Israeli KAN Arab affairs correspondent said had the supersonic booms in the Beirut skies as a result of the Israeli fighter jets' actions been the "reaction" to Hezbollah's UAV, then a problematic equation was created there [for the Israeli occupation].
The Calcalist suggested that Hezbollah wanted to embarrass the Israeli occupation through the drone.
The newspaper "Yediot Aharonot" also said that the penetration of the Israeli airspace caused panic in the north after Israeli warplanes and helicopters rushed towards it, the Iron Dome was activated, and two sirens were heard in the area.
On Friday, the Islamic Resistance in Lebanon announced the launch of the "Hassan" drone inside the occupied Palestinian territories.

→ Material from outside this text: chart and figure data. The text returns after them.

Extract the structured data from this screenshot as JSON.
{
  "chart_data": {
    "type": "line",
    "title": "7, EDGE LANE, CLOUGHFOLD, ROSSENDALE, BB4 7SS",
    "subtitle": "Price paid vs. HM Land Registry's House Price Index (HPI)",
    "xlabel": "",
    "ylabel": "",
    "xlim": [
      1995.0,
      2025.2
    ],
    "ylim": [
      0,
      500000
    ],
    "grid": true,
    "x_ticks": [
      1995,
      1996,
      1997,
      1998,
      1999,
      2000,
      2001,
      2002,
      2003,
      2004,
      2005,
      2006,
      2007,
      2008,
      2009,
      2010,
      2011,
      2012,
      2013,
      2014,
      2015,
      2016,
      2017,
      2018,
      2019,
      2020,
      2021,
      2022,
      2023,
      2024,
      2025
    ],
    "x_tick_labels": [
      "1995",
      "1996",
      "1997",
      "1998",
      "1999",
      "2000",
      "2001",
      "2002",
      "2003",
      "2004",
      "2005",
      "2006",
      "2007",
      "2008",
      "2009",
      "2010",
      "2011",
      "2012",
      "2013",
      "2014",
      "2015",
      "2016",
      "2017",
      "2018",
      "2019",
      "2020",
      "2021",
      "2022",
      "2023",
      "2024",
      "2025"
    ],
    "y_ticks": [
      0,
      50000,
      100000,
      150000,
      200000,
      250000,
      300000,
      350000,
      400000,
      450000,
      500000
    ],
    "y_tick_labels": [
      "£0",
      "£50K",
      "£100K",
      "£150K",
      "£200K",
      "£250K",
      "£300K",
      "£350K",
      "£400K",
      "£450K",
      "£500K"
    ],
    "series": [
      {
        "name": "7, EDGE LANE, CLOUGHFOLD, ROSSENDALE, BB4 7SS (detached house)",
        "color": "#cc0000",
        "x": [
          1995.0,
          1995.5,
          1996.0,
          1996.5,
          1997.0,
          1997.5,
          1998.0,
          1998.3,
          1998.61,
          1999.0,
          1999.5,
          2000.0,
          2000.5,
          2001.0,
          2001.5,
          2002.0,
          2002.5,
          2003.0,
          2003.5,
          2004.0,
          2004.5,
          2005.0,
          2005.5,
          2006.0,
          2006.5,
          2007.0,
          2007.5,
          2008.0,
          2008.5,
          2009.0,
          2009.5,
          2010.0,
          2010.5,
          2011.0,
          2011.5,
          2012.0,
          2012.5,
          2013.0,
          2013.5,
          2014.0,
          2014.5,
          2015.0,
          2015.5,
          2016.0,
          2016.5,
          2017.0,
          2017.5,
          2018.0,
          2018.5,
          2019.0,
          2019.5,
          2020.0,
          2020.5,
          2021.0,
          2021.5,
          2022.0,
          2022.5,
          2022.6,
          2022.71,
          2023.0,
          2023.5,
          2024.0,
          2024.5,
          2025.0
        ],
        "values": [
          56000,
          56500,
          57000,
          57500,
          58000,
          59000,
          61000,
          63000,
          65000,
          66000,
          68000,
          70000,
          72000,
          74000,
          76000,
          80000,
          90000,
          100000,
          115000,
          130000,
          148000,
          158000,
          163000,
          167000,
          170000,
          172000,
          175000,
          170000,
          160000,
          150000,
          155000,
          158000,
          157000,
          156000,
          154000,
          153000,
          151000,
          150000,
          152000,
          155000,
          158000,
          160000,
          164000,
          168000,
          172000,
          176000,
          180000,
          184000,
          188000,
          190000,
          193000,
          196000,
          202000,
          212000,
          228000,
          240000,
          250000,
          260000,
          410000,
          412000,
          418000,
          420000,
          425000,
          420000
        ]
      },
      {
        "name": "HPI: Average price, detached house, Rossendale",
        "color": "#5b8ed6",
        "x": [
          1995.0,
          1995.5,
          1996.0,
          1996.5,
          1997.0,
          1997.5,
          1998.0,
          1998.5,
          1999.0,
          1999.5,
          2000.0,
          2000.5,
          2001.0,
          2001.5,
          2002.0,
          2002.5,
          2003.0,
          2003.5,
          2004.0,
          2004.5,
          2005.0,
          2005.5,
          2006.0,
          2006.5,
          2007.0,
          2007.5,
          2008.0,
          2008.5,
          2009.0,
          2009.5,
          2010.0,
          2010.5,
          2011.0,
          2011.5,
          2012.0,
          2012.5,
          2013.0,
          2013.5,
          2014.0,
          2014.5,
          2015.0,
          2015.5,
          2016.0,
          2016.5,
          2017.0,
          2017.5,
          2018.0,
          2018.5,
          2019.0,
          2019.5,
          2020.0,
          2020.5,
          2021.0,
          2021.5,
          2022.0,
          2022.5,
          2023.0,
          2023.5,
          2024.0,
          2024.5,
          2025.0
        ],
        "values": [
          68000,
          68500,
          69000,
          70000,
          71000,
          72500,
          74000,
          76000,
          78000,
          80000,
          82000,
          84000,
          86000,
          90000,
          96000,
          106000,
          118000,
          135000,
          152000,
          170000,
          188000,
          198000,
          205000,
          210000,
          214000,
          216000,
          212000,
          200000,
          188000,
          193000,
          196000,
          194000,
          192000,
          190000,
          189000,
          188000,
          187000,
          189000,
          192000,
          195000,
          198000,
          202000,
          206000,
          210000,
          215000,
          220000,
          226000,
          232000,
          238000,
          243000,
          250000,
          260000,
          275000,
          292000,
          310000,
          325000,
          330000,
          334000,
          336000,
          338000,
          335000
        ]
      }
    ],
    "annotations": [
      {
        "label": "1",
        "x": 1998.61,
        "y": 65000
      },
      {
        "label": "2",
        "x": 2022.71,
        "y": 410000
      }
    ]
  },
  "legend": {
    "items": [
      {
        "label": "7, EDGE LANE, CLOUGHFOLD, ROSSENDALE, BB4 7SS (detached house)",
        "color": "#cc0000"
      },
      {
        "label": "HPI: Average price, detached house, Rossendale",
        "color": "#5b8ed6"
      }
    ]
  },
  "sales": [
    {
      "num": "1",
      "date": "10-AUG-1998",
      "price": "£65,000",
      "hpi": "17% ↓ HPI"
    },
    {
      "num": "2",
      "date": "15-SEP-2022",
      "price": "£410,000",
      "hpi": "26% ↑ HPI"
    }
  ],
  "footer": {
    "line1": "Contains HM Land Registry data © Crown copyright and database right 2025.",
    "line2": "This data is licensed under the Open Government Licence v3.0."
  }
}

The Islamic Resistance in Lebanon announced Friday the launch of the UAV Hassan into the occupied Palestinian territories.
The resistance reported that the UAV went on a recon mission that lasted for 40 minutes and covered 70 km in occupied Palestine, adding that it returned "unharmed despite the Israeli occupation's repeated attempts to down it."
Hezbollah's secretary-general, Hassan Nasrallah has recently stated that "the Resistance has acquired the ability to convert thousands of missiles into precision-strike missiles," without the need to import them from the Islamic Republic of Iran.